En politique, le «bon sens» tourne toujours à droite
Le passage de l’âge légal de départ à la retraite de 62 à 64 ans relèverait du «bon sens», a affirmé Emmanuel Macron lors de son périple matinal à Rungis, mardi. Ce faisant, il reprend un vieux poncif de la pensée conservatrice.
Revoilà donc l’horrible «bon sens» qui suggère qu’il y a un ordre naturel des choses, un sens commun. C’est une locution qui demande à l’esprit critique de ne pas se donner la peine de se manifester, l’un des termes typiques de la pensée réactionnaire qui nie le débat et propose de s’en remettre à une sorte de sagesse populaire, une logique imparable. Il y aurait un mauvais et un bon sens. Le sens du mensonge et celui de la vérité. Un CQFD ou un Tina («There is no alternative», «Il n’y a pas d’alternative»), tel que le répétait Margaret Thatcher.
Ce vocable dépolitise puisque l’évidence ne se discute pas, ne se choisit pas. Descartes le disait déjà dans le Discours de la méthode : «Le bon sens est la chose du monde la mieux partagée : car chacun pense en être si bien pourvu.» Le «sens», pourtant, peut avoir plusieurs sens… Ce peut être une direction ou une signification. La bonne signification ne voudrait pas dire qu’il n’y a pour autant qu’une solution. Mais ici, ce terme est utilisé pour discréditer l’idée de prescrire une autre solution (comme il le faisait pourtant lors de son premier mandat).
Vieux préjugés
Ce voyage à Rungis pouvait prendre deux significations différentes. Emmanuel Macron pouvait signifier, en substance, «je vais aux aurores là ou des femmes et des hommes travaillent dur et tôt pour reconnaître leur labeur et expliquer ainsi que leur pénibilité sera reconnue». Les métiers de bouche et de commerces sont aussi ceux où l’on commence à travailler très jeune. Il pouvait y trouver l’occasion de rassurer ceux qui ont tant d’années de boulot dans les pattes. L’autre signification de ce déplacement pouvait aussi être : «Je suis avec la France qui se lève tôt, ainsi je la valorise et je valorise la valeur travail.» Comprenez : «Ceux qui manifestent et font la grève sont des feignants qui n’aiment pas le travail.»
C’est ce dernier message qui aura été retenu. La filiation sarkozienne a prévalu. Il s’agit d’aller chercher la vérité politique dans l’expérience populaire.

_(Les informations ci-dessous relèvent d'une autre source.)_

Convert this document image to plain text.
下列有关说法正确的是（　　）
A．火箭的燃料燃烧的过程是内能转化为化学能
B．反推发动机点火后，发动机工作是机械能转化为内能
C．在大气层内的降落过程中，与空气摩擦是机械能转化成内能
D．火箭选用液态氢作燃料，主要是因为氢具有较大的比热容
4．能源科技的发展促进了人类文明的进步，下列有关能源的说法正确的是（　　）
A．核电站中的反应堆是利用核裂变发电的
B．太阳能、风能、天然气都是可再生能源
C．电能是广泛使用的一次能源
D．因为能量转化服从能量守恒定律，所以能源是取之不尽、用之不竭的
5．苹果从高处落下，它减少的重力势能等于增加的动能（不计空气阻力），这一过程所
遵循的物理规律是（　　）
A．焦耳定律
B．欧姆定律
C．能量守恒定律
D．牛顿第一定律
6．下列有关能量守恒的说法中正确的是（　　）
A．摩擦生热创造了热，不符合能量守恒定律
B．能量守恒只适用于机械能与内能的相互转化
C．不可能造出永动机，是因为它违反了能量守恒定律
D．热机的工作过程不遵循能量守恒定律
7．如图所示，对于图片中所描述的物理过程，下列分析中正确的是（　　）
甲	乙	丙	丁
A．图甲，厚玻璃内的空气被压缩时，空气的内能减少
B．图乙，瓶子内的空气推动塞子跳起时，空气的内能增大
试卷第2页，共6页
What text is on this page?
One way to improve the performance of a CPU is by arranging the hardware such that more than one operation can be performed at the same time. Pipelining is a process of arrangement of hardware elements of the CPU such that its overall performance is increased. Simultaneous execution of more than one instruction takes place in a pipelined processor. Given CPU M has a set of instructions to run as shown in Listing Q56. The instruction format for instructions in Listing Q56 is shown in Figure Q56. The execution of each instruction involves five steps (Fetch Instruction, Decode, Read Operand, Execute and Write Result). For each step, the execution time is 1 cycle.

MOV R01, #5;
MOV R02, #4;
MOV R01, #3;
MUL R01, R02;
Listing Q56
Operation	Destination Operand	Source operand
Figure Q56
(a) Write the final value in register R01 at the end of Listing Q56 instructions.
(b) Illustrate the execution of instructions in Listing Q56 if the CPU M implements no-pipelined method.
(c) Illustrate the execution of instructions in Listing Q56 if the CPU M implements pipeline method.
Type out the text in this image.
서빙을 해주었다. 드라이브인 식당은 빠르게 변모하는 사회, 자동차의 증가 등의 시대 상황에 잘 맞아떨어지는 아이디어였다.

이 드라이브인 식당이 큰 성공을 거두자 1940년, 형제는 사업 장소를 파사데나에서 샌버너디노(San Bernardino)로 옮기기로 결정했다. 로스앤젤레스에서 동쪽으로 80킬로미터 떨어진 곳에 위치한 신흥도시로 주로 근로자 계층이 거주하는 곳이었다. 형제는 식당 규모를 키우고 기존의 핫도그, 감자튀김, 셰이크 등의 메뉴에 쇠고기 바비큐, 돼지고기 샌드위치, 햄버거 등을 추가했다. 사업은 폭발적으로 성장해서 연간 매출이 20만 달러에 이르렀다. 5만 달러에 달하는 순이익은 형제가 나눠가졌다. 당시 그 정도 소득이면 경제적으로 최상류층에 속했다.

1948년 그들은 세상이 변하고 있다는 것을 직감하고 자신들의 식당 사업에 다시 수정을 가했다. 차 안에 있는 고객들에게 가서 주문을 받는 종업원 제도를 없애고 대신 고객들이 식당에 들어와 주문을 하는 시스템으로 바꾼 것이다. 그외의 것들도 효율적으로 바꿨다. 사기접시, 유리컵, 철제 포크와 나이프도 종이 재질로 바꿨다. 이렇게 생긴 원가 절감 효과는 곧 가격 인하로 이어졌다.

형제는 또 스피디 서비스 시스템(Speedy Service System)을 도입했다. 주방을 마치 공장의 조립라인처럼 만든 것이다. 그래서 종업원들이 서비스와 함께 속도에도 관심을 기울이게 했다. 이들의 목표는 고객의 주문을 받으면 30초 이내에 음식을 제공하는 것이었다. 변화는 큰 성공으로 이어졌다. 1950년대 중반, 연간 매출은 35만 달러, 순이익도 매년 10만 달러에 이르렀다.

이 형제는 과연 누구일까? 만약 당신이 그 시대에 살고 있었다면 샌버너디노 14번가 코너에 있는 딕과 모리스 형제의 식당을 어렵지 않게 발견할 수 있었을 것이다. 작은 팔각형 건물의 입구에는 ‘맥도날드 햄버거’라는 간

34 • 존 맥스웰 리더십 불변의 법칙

Emmanuel Macron est du côté du «bon sens» bergsonien. Henri Bergson s’était intéressé à ce terme si français et intraduisible. Il y voyait un outil de prise de décision plutôt personnelle et rapide, un «pli de l’esprit», un «subtil pressentiment du vrai et du faux» basé sur l’expérience de chacun, ou encore le «tact de la vérité pratique». Il ne s’agit donc pas d’un outil pour la politique, qui se fait après mûre réflexion, expertise et débats.
«Le bon sens est à la vie pratique ce que le génie est à la science et aux arts», dit Bergson. On pourrait ajouter à la politique. Il en va du bon sens comme du préjugé. Or le préjugé, comme le bon sens, le sens commun, sont revendiqués par les penseurs réactionnaires. Voyez ce que dit Edmund Burke, philosophe contre-révolutionnaire en 1790 dans Réflexions sur la Révolution de France : «Je suis assez courageux pour avouer que nous sommes généralement les hommes de la nature ; qu’au lieu de secouer tous nos vieux préjugés, nous les aimons au contraire beaucoup ; et pour nous attirer encore plus de honte, je vous dirai que nous les aimons, parce qu’ils sont des préjugés ; que plus ils ont régné, plus leur influence a été générale, plus nous les aimons.»